Two of the obsessions for the politicians currently occupying the Department for Education are phonics and the E-Bacc. The ability to read and comprehend a text is a reasonable end point to hold schools accountable for. The means of getting there should be within the control of teachers and school leaders; phonics strikes me as an important part of the early stages of this process but it is not everything so why have it in RAISE? A love of reading is what we want but not as part of an accountability measure; it’s one of the wider outcomes of a good education.
Similarly, the E-Bacc is one possible means securing a “passport” to a bright and productive future but it is not the only one. Attainment 8, Progress 8 and destinations data, whilst accepting each has limitations, are far better measures of a school’s impact than looking to force or manipulate the system so pupils are made to follow government dictat with a failure to or not to placed at the door of school leaders.
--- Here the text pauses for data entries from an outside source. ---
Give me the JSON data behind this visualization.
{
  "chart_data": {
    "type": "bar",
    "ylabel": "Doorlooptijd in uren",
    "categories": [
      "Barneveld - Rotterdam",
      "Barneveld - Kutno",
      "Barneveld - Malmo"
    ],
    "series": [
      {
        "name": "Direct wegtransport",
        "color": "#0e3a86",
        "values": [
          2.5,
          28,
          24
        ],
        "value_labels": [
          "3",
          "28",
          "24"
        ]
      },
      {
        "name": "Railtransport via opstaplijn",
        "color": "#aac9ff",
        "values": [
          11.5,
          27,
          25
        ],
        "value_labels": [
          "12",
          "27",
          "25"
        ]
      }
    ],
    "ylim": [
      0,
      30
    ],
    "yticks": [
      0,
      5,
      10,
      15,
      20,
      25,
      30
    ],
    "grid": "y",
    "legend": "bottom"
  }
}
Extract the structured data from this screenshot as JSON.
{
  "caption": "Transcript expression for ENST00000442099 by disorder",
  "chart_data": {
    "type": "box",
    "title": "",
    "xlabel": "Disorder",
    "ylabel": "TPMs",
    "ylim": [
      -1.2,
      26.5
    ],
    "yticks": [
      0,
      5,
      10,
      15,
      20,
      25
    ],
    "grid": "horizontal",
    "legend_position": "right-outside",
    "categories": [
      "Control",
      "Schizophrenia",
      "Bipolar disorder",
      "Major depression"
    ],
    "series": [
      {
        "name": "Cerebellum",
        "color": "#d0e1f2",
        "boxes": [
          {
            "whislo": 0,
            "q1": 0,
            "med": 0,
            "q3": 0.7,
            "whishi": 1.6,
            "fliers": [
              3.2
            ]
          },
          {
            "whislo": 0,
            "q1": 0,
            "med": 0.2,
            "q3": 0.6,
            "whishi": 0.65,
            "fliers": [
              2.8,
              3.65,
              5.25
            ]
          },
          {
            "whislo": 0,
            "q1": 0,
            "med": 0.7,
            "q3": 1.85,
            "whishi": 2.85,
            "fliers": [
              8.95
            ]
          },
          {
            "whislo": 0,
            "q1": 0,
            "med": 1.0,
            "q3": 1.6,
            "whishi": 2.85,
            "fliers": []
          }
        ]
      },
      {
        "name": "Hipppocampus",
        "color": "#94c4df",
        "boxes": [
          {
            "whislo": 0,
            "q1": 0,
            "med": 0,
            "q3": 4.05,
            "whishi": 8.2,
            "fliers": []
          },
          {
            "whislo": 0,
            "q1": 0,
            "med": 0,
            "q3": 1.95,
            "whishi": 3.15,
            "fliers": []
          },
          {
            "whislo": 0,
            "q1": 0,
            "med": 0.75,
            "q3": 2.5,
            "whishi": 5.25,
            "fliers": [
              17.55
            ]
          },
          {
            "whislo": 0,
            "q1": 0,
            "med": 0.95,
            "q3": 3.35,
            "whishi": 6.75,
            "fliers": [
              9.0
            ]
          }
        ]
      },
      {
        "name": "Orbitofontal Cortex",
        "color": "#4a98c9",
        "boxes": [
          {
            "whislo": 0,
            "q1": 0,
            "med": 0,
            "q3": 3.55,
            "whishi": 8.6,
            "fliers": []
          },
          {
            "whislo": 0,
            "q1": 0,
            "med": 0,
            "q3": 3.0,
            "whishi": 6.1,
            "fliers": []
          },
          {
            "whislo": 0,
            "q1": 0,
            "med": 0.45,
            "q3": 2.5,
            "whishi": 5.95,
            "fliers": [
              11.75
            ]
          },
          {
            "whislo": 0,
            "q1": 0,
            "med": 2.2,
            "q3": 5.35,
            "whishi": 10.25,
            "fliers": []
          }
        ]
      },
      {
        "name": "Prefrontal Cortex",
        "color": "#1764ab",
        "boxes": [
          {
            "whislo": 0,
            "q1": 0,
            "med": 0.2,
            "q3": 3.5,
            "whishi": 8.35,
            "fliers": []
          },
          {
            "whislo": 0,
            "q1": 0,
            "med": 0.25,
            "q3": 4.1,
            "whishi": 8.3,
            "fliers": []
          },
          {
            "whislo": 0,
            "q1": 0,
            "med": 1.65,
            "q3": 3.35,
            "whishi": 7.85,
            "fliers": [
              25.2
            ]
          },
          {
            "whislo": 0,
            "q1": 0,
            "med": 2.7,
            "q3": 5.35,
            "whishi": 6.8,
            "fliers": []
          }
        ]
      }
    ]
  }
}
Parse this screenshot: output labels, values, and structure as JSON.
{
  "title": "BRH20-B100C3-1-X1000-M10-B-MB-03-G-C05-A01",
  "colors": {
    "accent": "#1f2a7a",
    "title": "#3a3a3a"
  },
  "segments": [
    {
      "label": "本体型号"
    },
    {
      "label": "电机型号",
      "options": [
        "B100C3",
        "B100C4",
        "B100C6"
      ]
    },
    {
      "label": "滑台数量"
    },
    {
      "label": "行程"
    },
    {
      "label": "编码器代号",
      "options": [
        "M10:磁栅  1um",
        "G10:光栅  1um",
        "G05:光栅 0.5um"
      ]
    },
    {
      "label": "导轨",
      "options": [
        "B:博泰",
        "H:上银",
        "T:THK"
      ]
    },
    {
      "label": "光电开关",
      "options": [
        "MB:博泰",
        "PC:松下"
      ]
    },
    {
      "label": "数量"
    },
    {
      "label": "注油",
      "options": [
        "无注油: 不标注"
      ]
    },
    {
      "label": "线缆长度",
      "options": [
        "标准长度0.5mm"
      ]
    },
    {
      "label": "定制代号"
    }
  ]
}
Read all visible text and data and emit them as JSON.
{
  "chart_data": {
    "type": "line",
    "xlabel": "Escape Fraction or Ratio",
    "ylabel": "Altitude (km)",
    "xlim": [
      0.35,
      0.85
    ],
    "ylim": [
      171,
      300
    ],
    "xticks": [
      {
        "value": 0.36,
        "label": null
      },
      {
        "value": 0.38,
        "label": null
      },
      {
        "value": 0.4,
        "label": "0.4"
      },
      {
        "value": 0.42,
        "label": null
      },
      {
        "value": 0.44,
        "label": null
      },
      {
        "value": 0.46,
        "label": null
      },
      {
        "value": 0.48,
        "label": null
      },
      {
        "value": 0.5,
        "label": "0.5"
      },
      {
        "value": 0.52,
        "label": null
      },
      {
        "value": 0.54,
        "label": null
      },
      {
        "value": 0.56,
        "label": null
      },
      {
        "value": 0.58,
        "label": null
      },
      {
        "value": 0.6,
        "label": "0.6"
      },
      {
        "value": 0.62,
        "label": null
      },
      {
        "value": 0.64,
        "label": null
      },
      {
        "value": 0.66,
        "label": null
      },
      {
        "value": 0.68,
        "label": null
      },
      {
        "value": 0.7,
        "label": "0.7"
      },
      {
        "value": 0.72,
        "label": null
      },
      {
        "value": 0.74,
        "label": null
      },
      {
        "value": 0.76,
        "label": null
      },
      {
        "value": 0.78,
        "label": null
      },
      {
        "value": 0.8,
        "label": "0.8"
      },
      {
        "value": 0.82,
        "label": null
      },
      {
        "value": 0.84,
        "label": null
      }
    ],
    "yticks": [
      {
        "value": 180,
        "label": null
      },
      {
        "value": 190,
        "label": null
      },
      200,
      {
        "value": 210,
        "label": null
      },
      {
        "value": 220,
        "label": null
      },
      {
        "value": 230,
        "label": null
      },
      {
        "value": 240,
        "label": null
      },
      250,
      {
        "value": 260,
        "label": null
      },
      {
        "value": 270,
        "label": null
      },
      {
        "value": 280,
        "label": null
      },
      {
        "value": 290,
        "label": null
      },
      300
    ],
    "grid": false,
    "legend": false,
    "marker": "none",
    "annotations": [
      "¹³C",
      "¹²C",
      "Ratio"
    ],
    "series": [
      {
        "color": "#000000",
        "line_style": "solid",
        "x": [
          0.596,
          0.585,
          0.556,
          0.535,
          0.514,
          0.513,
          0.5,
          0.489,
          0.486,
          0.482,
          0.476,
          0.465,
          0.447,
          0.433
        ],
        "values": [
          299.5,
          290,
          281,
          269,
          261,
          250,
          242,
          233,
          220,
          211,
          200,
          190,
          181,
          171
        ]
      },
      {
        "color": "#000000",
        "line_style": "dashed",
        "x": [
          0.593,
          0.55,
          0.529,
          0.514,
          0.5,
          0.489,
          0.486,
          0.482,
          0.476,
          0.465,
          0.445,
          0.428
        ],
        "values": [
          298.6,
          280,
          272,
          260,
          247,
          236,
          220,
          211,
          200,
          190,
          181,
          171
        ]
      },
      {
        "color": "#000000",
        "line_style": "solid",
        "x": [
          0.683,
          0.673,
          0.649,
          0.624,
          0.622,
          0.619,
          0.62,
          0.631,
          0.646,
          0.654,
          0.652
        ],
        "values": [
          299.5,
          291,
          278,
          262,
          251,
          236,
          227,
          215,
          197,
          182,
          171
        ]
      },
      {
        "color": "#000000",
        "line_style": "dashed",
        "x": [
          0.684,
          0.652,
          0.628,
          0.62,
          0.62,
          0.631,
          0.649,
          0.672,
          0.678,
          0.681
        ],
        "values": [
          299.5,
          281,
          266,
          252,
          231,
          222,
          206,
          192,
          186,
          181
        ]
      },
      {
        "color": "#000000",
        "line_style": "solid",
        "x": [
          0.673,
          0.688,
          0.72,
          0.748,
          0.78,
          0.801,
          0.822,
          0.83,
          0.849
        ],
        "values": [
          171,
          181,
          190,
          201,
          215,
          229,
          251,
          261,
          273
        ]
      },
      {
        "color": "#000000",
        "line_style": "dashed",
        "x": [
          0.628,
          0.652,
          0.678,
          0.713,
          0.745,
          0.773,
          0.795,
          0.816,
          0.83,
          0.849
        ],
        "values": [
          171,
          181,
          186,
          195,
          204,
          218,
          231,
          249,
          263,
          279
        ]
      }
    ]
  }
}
This is about balance of power; we are not helpless as schools and leaders but neither are we all powerful (the latter is God’s job in my book).
The School led or implemented system is ultimately about agency; it’s the authority to make the big decisions, the capacity to implement and the accountability for the outcomes. The first is far too much in the hands of a few politicians, the second is dwindling and the third is being placed at the door of school leaders and teachers. All three are required to be primarily in the hands of schools of the system is to be truly led by them.
In the end I remain too ambitious for the school-led system to see it be anything else; I’m not here to implement other people’s mad or bad ideas, the good ones I’m okay with. Therein lies the rub; what we consider to be good, bad and mad ideas we are unlikely to totally agree on but the key outcomes could be, then let a school-led system innovate its way forward. If not let’s be honest; we are doers in a government-led school implementing education system. Our lack of authority and limited capacity rules out true accountability; if that’s the way we’re going, I’m out.